« Tranzit » : se mettre debout pour un pays que nous ne rêvons pas…tous de quitter

« Tranzit » : se mettre debout pour un pays que nous ne rêvons pas…tous de quitter

Photos : Yves Osner Dorvil

Yanvalou. La cour bondée. Les murs habillés de drap blanc scintillent de bleue, « couleur du rêve, symbole de l’eau dans la création ». Gaëlle Bien-Aimé, boulimique artiviste tout-terrain, souffle le clap de la fin  par un concert musical imaginé pour les besoins du festival.  C’est un cocktail poétique qui boucle la traversée.

On entend textes et vieux chants vodous imbriqués, où tout y est traité : les vagues migratoires successives, les vannes ouvertes au Sud quand les portes du Nord étaient fermées, les douleurs du départ, les méandres de la traversée,  le séisme meurtrier et la chronique de nos catastrophes annoncée, les élections vite bouillies dans la marmite de l’ingérence, la paranoïa du « Haïti is open for business »,  la misère de Jalousie peinte de honte et d’indignation, la résilience, le besoin de vivre, de se mettre debout pour construire ce  bout d’île une bonne fois pour toutes.   « Il n’y aura pas de miracle pour nous ».

Il y a là une parole urgente qui gicle du bas du ventre de tous ces interprètes tous de blanc vêtus et aux voix de velours : ce pays, faut-il l’habiter (et comment) ou doit-on se résigner à le quitter ? Pour aller où ? Ecrite en avril 2020 alors confinée en Europe en raison de la propagation de la Covid-19, Gaëlle Bien-Aimé exprime dans cette pièce le malaise d’habiter cette terre laminée,  abonnée au chaos,  incarnant la figure même d’un Etat failli, moribond, les tripes vides de vision, mangeure d’hommes et de femmes capables, promis à un bel avenir, une machine à broyer des vies et des talents.
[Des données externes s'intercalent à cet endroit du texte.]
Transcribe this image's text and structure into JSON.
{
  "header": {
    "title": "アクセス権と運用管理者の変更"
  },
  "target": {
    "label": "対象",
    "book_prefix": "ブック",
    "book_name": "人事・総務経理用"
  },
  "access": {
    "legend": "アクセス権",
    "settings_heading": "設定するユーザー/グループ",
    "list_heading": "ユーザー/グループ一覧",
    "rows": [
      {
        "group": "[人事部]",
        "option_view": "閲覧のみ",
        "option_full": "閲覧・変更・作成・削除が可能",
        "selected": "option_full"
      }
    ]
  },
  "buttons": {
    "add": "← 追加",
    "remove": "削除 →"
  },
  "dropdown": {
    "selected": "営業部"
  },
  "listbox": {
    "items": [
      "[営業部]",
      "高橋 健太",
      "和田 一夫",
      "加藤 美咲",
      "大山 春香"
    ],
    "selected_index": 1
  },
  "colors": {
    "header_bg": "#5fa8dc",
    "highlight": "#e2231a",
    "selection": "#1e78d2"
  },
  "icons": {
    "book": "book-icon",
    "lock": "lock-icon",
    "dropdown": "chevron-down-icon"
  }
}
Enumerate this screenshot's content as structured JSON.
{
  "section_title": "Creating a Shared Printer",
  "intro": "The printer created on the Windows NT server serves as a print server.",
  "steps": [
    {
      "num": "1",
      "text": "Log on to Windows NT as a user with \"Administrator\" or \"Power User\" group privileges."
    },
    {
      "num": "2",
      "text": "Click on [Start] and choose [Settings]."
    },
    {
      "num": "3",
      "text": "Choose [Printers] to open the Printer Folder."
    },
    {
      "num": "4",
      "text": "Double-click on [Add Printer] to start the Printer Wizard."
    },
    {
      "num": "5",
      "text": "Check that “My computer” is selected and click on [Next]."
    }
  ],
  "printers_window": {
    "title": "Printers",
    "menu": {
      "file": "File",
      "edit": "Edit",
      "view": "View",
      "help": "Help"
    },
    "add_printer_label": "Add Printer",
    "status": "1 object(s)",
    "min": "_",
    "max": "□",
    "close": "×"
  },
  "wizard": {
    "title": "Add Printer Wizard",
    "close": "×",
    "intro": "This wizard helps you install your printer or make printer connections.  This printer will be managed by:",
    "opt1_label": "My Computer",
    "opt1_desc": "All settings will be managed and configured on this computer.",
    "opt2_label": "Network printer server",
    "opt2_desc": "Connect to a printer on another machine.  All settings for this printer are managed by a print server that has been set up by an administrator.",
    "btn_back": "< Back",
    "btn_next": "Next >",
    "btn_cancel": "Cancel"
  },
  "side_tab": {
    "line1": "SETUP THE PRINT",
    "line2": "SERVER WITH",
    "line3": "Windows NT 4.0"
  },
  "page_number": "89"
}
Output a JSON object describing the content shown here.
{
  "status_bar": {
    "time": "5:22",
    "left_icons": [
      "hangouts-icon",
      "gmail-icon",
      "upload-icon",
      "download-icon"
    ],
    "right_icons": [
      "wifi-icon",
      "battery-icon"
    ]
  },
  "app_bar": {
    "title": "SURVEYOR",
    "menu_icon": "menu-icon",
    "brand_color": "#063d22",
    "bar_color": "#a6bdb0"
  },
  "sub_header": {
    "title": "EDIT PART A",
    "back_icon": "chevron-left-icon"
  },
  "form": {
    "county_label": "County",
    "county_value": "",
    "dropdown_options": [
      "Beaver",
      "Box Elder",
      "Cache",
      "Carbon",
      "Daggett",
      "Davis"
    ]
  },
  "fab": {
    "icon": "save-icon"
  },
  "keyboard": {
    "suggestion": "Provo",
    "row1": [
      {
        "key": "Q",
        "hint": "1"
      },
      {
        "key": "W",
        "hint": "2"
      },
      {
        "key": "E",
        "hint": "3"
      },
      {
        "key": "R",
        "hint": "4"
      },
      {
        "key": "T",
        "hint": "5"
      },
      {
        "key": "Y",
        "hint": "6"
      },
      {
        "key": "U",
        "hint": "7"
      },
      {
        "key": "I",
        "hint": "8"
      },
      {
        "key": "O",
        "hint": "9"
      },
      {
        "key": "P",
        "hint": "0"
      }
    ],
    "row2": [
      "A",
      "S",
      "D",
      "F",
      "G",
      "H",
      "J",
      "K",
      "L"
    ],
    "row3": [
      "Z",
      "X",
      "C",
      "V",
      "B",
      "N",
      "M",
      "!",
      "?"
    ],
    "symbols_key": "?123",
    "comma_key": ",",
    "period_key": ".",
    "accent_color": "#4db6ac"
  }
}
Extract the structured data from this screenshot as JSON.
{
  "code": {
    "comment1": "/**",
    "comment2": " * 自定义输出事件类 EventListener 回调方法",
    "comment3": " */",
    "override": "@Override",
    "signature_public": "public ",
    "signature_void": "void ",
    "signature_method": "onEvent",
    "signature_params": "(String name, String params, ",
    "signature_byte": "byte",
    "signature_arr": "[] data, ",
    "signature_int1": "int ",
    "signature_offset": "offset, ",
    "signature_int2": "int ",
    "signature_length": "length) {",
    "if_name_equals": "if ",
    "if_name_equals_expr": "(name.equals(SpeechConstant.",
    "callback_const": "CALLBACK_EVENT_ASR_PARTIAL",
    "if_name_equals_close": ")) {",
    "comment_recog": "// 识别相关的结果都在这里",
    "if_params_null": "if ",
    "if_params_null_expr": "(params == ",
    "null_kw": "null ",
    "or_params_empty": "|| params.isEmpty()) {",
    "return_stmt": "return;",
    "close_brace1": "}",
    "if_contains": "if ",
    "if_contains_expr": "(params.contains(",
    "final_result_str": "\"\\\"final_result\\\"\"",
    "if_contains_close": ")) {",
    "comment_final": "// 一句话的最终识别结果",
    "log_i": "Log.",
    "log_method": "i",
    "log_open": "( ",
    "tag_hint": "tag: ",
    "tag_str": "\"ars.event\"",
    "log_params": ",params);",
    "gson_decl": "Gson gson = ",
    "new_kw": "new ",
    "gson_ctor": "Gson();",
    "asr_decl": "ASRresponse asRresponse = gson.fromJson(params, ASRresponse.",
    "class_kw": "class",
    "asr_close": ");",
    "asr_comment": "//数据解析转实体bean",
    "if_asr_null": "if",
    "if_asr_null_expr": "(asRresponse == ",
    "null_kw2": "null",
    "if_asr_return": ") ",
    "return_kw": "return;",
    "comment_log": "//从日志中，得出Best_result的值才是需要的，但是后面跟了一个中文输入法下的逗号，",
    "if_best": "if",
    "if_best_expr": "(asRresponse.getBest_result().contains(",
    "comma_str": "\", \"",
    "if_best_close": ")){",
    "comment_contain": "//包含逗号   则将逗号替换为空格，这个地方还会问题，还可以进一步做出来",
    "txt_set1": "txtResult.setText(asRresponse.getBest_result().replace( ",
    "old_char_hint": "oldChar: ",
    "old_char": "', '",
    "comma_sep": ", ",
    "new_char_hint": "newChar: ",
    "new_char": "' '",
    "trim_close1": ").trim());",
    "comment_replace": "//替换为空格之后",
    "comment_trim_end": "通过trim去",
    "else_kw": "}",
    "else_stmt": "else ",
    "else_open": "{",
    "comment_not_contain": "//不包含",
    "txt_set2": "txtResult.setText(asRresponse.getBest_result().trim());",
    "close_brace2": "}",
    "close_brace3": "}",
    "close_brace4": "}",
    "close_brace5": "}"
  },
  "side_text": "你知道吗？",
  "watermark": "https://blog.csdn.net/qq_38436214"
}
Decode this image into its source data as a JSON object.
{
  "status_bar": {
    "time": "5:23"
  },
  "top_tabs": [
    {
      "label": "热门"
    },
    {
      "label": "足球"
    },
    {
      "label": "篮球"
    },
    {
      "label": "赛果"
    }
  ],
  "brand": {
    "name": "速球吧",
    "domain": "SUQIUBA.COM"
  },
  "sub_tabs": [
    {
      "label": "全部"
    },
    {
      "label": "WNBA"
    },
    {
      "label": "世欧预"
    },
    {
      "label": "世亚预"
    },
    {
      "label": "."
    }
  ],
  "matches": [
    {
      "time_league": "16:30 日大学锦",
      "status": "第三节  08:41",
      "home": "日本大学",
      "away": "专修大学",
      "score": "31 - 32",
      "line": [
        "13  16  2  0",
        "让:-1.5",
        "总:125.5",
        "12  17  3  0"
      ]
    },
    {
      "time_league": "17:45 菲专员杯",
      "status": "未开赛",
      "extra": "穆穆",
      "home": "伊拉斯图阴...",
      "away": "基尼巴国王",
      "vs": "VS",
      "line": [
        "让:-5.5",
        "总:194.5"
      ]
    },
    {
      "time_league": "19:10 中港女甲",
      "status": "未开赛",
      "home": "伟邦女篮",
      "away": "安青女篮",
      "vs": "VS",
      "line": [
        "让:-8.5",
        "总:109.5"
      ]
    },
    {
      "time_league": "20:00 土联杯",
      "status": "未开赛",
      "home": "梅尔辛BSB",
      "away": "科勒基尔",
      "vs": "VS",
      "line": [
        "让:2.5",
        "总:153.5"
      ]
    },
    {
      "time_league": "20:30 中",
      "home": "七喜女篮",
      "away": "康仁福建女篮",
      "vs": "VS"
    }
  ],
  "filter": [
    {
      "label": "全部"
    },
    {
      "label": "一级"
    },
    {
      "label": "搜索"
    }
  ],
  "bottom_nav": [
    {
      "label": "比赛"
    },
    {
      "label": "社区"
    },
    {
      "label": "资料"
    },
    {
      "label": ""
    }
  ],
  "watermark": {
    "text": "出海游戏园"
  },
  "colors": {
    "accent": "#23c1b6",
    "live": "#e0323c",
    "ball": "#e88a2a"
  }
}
Cependant, ce pays auquel on est si attachés, doit-on le quitter ?  « On ne sait pas s’il faut rester ou aller. On est entre l’ici et l’ailleurs ».

Et toutes ces voix qu’on entend flotter sur des compositions neuves, élégamment arrangées par une Donaldzie Theodore, juchée sur un tabouret,  attendant furtivement la gorge de Charline Jean-Gilles raclée les premiers mots d’ « Agwe O » avant de laisser couler  une rafale de mélodies bouleversantes de beauté, de lyrisme et de simplicité. Ces deux consœurs signent la direction musicale, ainsi que les arrangements musicaux. Gaëlle Bien-Aimé, la direction artistique et la mise en scène ; Angela Auguste, la technique. Jimmy Kerby Toussaint, locks noués en boucle autour du crâne, réveille tout un paysage sonore allant du blues au rock grattant les accords avec douceur et fluidité sur les morceaux tries pour l’occasion : « Priyè vwayajè », « Nou deside », « Jou dimanch », « Pitit mwen yo », « 300 Mil zanj » et « Woy ».

La pâleur d’un dimanche après-midi. Le soleil tire enfin ses rideaux sur une Port-au-Prince au souffle haletant de peur.  En Lisant s’est heurté à un climat sécuritaire menaçant ponctué de silence éphémère, d’explosions inattendues et de ces coups de feu invisibles qui pilonnent la ville pour offrir, bon gré mal gré, un évènement artistique de belle tenue, en dépit des lacunes infrastructurelles dont souffre la filière culturelle.

En Lisant a prouvé de la plus belle des manières que la culture, l’énergie créatrice et notre vitalité artistique peuvent laver notre honneur.